I think the most striking difference I have found in using the Salt Masters culinary salt though is that it tastes, er, really salty…….That sounds like a daft thing to say as what else would it taste of? But this strength of flavour means you really don’t need to use that much of it to enhance your cooking. Using less is something of a double win as although you do need an amount of salt in your diet, there are numerous medical concerns with consuming too much, and when you don’t need to use as much your stash lasts longer and is effectively cheaper! I have found the pink Salt Masters salt especially effective in sweet dishes to enhance rich desserts that could be potentially sickly otherwise and would recommenced this salt in particular for salted caramel or dark chocolate recipes- I will be trying some in a chocolate fondant the next time we have dinner guests. Below is a really easy salted chocolate fudge recipe which works wonderfully with this salt and is a perfect pick me up with a cup of tea or an indulgent movie night treat. As this fudge uses chocolate to set you don’t need to fuss about with endless boiling or sugar thermometers, you just need a good saucepan and a spare fifteen minutes.

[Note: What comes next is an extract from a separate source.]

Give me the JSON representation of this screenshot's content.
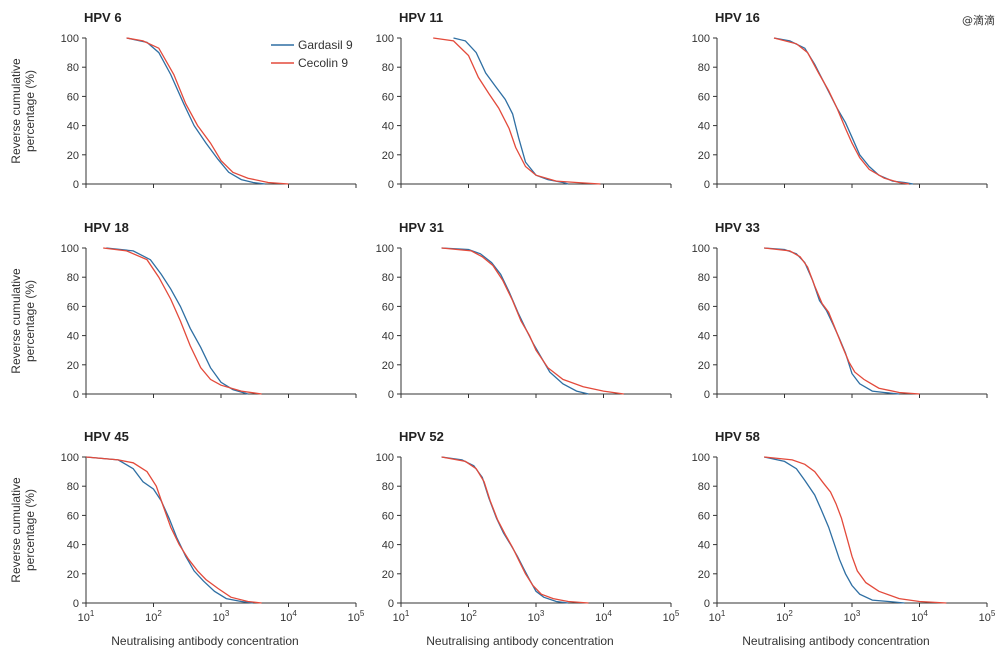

Check out the full Salt Masters site here with free delivery on everything over £50!

Pink-Salted Chocolate Fudge


4″x6″ rectangular baking tin
Greaseproof paper
Silicone backed spoon

100g unsalted butter
200g dark chocolate (75% cocoa solids)
1 can condensed milk
230g soft dark brown sugar
1/2 tsp vanilla extract
1/4 tsp fine ground Salt Masters Himalayan Salt
1/2 tsp coarse Salt Masters Himalayan Salt

Line your tin with greaseproof paper and set aside, then break your chocolate up into pieces. Pleeeeeeeeease don’t use cheap cooking chocolate for this recipe invest in a couple of decent, high cocoa content bars! I particularly like the fair trade 80% dark chocolate from Co-op.
Melt the butter in a reasonably sturdy pan then take off the heat and stir in the condensed milk, then the brown sugar. When thoroughly mixed, return to the heat until it just starts to bubble. Start to stir now (don’t use a wooden spoon) and maintain a low, steady simmer for 2 minutes.
Take the pan off the heat and add the fine salt, vanilla extract and the chocolate, stirring until the chocolate is thoroughly melted and combined with the sugar mix.
Return to the heat until it just starts to simmer again then take the pan off, stir quickly once more then pour the mixture into your tin. If you have a silicon spoon use this to level the top or simply give the pan a good wiggle to distribute the fudge out evenly.

Set aside on a heat proof surface for 2 hours then scatter the coarse salt evenly over the top. The fudge will take over night at room temperature or 2-3 hours in the fridge to set fully, do it at room temperature if possible as the set will be better.
Cut into pieces with a sharp knife and serve or gift as you wish, it will keep in an air tight container for a couple of weeks, if you can resist it for that long!




*this post has been sponsored by Himalayan Salt Masters and I was gifted two bags of their salt for this purpose, however I would assure you that I would never recommend products or services with anything but my genuine opinion.